Likewise, the two lines drawn on the chin represent the duality of good and evil.

Moroccan sociologist Abderrahim El Atri considered tattoos as “motifs to reconstruct the human body”.

“They represent a belief that supernatural energy resides in all things,” El Atri said. TRT.

“Women viewed tattoos as their defining factor in that they made them stand out. Their permanence symbolized a kind of immortality impossible to achieve with removable makeup. It gave women a type of glitter and glamor that nevertheless did not obscure their true beauty and facial features like cosmetics of the modern age. It made them pretty without reducing them to consumerist topics vying for attention or validation.

In Algeria, tattoos were a vital form of self-expression or social status. For example, widowed women got tattoos between their ear and chin.

Facial tattoos, on the other hand, were seen as a protective omen against evil or disease. The latter was characterized by the tattoo “ahjam” or “healing”, which was inscribed with a knife.

Tattoos were by no means limited to women. In fact, men also got tattoos, although the shapes were smaller and more inconspicuous.

According to French anthropologists Tristan Rivière and Jacques Faublee, young men have drawings inscribed on their hands to improve their dexterity when playing musical instruments. Famous tattoos were drawn on the sculptures of the Libyan kings who reigned in Egypt.

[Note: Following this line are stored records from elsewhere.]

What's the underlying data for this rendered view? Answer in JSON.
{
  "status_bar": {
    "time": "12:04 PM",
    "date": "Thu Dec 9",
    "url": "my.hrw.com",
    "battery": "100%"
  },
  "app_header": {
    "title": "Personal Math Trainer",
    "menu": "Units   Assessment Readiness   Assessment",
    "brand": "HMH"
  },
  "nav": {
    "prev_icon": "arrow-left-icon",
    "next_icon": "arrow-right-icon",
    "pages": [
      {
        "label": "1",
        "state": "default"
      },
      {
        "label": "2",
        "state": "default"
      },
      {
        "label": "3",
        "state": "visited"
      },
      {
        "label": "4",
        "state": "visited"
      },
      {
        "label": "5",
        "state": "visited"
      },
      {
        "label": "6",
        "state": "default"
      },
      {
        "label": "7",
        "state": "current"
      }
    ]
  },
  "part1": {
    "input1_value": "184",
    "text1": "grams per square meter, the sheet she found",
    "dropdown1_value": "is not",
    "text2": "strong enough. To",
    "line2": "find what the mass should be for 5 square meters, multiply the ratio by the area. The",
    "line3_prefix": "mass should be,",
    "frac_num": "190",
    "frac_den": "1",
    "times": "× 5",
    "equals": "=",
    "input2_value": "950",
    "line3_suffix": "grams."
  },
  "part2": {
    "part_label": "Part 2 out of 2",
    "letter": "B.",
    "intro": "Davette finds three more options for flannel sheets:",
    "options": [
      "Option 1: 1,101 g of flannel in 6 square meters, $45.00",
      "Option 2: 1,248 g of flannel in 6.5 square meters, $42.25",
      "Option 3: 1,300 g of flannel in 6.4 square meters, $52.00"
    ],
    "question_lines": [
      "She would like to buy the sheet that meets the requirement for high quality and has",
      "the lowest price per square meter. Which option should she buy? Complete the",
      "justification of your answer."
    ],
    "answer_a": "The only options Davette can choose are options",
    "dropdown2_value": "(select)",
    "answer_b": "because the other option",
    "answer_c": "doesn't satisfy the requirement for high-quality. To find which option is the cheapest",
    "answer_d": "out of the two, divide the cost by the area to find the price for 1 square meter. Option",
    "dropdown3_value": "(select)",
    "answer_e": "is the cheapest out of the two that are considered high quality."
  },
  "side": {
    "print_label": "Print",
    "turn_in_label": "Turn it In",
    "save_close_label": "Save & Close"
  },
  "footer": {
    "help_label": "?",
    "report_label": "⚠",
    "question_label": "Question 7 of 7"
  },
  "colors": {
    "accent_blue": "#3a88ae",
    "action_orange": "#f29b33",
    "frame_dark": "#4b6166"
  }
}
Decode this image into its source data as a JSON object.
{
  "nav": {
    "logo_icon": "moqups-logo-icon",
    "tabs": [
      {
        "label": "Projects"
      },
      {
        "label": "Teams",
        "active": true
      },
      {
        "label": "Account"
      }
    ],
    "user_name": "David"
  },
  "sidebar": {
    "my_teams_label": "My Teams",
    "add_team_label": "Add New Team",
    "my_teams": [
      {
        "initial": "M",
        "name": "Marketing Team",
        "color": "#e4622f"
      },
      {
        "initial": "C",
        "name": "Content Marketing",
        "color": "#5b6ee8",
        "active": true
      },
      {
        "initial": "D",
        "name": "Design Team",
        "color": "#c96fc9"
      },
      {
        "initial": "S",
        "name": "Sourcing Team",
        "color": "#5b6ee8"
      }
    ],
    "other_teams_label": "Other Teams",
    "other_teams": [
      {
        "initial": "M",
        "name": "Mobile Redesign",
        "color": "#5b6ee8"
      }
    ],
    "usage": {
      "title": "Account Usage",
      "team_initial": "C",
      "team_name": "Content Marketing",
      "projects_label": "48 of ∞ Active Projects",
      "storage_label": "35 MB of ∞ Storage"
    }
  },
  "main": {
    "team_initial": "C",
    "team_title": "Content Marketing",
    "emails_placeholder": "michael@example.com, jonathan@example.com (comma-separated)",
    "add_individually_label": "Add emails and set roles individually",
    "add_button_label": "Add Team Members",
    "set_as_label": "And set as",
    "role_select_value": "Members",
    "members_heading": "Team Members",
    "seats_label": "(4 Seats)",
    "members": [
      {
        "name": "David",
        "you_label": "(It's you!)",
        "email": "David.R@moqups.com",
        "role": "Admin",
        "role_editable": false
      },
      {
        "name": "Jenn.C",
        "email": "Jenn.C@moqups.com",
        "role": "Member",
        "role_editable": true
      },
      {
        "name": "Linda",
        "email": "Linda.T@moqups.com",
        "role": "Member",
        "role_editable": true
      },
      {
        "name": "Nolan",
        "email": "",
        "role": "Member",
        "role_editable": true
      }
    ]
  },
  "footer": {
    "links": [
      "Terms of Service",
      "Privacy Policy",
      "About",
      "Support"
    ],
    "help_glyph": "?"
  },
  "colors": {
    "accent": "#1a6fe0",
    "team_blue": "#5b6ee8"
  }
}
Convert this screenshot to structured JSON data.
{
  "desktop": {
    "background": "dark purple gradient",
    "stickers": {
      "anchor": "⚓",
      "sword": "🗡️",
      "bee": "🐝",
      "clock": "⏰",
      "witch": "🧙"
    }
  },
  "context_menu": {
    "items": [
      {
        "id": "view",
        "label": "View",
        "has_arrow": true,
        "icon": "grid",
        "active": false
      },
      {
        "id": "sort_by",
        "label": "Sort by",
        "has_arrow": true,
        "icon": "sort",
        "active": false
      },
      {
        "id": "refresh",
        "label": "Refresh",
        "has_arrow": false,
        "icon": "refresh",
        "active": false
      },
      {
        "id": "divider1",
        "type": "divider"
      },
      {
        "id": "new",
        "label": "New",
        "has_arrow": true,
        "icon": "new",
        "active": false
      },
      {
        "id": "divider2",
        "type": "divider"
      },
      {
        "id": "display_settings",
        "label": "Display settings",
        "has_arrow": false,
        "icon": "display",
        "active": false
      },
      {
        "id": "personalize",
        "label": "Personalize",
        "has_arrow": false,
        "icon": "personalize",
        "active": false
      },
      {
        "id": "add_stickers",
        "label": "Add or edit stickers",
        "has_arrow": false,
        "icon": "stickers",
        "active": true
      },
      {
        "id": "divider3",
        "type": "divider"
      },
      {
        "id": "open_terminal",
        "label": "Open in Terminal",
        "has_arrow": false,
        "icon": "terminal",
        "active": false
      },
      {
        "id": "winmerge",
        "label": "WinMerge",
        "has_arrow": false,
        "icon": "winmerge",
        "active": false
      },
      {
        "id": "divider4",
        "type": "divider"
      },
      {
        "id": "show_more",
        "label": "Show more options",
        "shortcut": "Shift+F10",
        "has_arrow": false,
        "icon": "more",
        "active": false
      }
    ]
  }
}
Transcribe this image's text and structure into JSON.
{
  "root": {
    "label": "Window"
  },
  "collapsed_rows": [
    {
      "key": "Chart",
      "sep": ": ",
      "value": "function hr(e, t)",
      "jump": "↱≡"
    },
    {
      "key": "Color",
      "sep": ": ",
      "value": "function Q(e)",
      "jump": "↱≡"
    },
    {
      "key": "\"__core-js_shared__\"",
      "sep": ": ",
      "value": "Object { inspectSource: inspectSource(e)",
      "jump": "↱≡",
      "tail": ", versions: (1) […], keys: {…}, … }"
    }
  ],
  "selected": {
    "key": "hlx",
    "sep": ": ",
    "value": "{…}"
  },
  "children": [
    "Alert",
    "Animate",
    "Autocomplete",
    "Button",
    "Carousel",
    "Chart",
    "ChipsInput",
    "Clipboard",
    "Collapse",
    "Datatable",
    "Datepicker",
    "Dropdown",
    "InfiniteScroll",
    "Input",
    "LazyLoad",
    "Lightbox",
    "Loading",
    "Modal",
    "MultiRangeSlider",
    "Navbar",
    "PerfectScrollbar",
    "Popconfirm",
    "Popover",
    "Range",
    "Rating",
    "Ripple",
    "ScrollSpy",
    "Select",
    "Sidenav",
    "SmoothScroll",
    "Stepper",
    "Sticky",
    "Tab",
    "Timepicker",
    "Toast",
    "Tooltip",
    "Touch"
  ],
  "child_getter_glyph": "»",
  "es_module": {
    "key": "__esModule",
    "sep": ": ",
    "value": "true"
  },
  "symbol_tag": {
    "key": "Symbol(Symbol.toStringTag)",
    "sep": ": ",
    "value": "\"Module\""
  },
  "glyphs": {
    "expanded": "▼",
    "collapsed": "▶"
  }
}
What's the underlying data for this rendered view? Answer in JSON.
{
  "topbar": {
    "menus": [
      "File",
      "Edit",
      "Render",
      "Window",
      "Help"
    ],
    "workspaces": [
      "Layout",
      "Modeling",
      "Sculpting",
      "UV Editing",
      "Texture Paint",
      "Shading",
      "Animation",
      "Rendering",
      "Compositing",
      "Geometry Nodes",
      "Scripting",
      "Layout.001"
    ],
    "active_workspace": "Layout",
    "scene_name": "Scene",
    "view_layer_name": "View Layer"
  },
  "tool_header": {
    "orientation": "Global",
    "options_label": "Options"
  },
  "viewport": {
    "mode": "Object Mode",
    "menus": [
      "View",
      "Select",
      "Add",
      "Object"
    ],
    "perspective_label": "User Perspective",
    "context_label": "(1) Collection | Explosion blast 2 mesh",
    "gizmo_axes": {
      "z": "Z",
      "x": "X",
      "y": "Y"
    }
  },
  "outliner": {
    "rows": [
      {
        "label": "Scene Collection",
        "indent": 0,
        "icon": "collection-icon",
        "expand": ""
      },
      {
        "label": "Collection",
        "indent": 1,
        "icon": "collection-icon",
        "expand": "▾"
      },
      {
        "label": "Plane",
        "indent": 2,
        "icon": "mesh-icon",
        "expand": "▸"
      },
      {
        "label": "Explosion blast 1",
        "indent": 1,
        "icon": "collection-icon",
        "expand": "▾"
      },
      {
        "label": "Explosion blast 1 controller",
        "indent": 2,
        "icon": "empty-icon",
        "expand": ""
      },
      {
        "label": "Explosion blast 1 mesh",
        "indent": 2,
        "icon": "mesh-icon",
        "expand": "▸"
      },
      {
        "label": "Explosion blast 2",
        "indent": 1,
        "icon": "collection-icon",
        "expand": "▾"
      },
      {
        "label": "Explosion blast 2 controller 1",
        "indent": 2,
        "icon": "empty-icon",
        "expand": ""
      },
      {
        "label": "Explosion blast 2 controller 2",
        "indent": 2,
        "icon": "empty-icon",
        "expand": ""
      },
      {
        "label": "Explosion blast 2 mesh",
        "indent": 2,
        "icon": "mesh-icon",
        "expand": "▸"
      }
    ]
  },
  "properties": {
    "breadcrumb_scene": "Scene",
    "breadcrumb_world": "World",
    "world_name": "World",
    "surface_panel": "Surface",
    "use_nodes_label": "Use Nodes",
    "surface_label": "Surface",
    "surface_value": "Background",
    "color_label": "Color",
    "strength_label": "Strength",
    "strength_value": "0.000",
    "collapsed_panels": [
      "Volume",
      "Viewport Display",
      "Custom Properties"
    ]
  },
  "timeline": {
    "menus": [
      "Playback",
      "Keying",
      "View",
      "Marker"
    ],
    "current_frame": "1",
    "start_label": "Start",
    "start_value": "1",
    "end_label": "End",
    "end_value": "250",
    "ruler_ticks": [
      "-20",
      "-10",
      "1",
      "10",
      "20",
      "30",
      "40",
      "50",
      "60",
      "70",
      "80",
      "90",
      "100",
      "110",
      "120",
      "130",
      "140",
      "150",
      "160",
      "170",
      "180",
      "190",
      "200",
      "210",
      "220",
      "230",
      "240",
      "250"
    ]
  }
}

Qaderi says that a handful of men in rural Morocco still wear tattoos to this day to strengthen tribal belonging.

Woman with bracelets and necklaces, Berber festival of Matmata, Tunisia.

Woman with bracelets and necklaces, Berber festival of Matmata, Tunisia. (DeAgostini / Getty Images)

The end of the engraving

The tradition inevitably came to an end with the deaths of the elders of the community, whose disappearance symbolized a loss of identity as the art on their bodies mostly told stories from the past.

For Qaderi, the end of this art form is a great loss for Amazigh culture “because tattoos were a simple, but substantial means of enhancing beauty”.

“We’ve officially lost a lot of our aesthetic imagination,” he said.

For his part, El Atri says that while body art across the continent is a form of self-expression, a means of solidifying tribal belonging and identity and a measure of spiritual well-being and status. social, “we now have other ways to tell the world our stories.

El Atri also believes that the death of the practice is an integral part of social evolution.

“With the changes to arbitrary standards of beauty, we now have other ways of celebrating the human body,” he said.

For Amazighs, tattooing is a language that reflects the human mind’s tendency towards perfection and its quest for immortality.

Unlike the modern globalization of cosmetic products which present women only as customers, tattooing for Amazighs was a tradition that draws its tools from nature to beautify human bodies and showcase their true beauty.